Dosya içeriğine göre, İzmir bölge hukuk koordinatörlüğünde avukat olarak çalışan davacının iş sözleşmesi, iş yükündeki değişime bağlı olarak hizmet gereği, merkez hukuk koordinatörlüğüne ataması yapılmasına ve ihtarnameye rağmen ailevi ve diğer özel gerekçeler ileri sürerek yeni görevine başlamaması nedeniyle işverence sona erdirilmiştir. İşçinin çalışmakta olduğu İzmir bölge hukuk koordinatörlüğündeki işlerin belirgin derecede azalmış olduğu sabittir. Personel Yönetmeliğinin 31.maddesinde bankanın, personelin görev yerini, banka yararı ve hizmetin en iyi şekilde yürütülmesini teminen hizmet gereğiyle değiştirebileceği düzenlenmiştir. Davacının merkez koordinatörlüğünde görevlendirilmesinde unvan ve ücret düşüşü söz konusu değildir. İş sözleşmesi de belirli bir şube ya da bölge esas alınarak aktedilmemiştir. İşverenin yönetim hakkı çerçevesindeki görev yeri değişikliğini cezalandırma kastıyla kullandığına ilişkin somut vakıa ya da delil de bulunmamaktadır. Davalı banka 2001 yılından beri tasfiye sürecindedir, 2009 yılı sonlarına gelindiğinde taşra ve bölgedeki iş yükünün tedricen azalması olağandır. Bu hususu her iki taraf tanık beyanları da doğrulamıştır. Dışarıdan vekalet sözleşmesine dayanarak çalışan kişilerin de sözleşmeleri feshedilmiştir. Merkez hukuk koordinatörlüğündeki işlerin ne şekilde ve kaç personelle yerine getirileceği de işverenin sevk ve idare yetkisi kapsamındadır, bu konuda işverenin tasarrufunun yerindeliği denetlenemez. Fesih bakımından da işvereni sosyal seçim kriterlerini gözetme zorunluluğu altında tutan bir sözleşme ya da toplu iş sözleşmesi düzenlemesi de bulunmamaktadır. Fesih geçerli nedene dayandığından, işe iade isteğinin reddi gerekir.
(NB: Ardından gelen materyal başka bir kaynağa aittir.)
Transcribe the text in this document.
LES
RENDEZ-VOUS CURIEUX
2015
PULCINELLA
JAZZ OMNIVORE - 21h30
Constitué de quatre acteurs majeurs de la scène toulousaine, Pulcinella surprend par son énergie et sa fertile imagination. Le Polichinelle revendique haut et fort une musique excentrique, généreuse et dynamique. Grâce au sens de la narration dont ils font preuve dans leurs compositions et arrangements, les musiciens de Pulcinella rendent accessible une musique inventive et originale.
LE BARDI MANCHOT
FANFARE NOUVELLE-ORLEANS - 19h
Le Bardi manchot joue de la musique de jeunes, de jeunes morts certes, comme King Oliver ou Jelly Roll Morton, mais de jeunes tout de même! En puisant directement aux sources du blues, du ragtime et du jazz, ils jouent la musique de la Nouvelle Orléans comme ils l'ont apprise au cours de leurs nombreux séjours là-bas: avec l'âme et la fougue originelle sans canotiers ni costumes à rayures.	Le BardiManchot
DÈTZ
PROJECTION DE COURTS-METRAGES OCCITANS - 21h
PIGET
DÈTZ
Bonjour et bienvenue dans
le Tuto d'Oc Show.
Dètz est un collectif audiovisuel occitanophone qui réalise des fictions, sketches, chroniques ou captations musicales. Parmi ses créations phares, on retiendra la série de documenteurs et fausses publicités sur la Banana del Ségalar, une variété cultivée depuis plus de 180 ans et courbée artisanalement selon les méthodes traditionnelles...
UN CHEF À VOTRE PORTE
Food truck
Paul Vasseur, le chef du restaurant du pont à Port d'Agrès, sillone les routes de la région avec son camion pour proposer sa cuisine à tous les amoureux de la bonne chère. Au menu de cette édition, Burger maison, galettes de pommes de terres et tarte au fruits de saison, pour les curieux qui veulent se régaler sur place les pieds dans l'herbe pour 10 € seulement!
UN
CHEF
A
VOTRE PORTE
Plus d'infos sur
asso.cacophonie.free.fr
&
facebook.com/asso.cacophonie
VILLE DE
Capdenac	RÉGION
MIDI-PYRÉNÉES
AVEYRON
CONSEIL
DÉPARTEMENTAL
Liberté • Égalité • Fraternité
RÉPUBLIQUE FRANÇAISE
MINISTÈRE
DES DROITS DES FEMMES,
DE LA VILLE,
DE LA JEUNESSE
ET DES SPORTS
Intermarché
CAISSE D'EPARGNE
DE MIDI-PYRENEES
Belirtilen nedenlerle, 4857 sayılı İş Kanunun 20.maddesinin 3.fıkrası uyarınca, hükmün bozulmak suretiyle ortadan kaldırılması ve aşağıdaki gibi karar verilmesi gerekmiştir.
SONUÇ: Yukarıda açıklanan nedenlerle;
1-)Yerel Mahkemenin yukarıda tarih ve sayısı belirtilen kararının BOZULARAK ORTADAN KALDIRILMASINA,
2-Davanın REDDİNE,
3-Harç peşin alındığından yeniden alınmasına yer olmadığına,

4-Davacının yapmış olduğu yargılama giderinin üzerinde bırakılmasına, davalının yaptığı 30.00 TL yargılama giderinin davacıdan tahsili ile davalıya ödenmesine,
5-Karar tarihinde yürürlükte bulunan tarifeye göre 1.100.00 TL ücreti vekâletin davacıdan alınarak davalıya verilmesine,
6-Peşin alınan temyiz harcının istek halinde ilgiliye iadesine kesin olarak oybirliğiyle 20.10.2011 tarihinde karar verildi.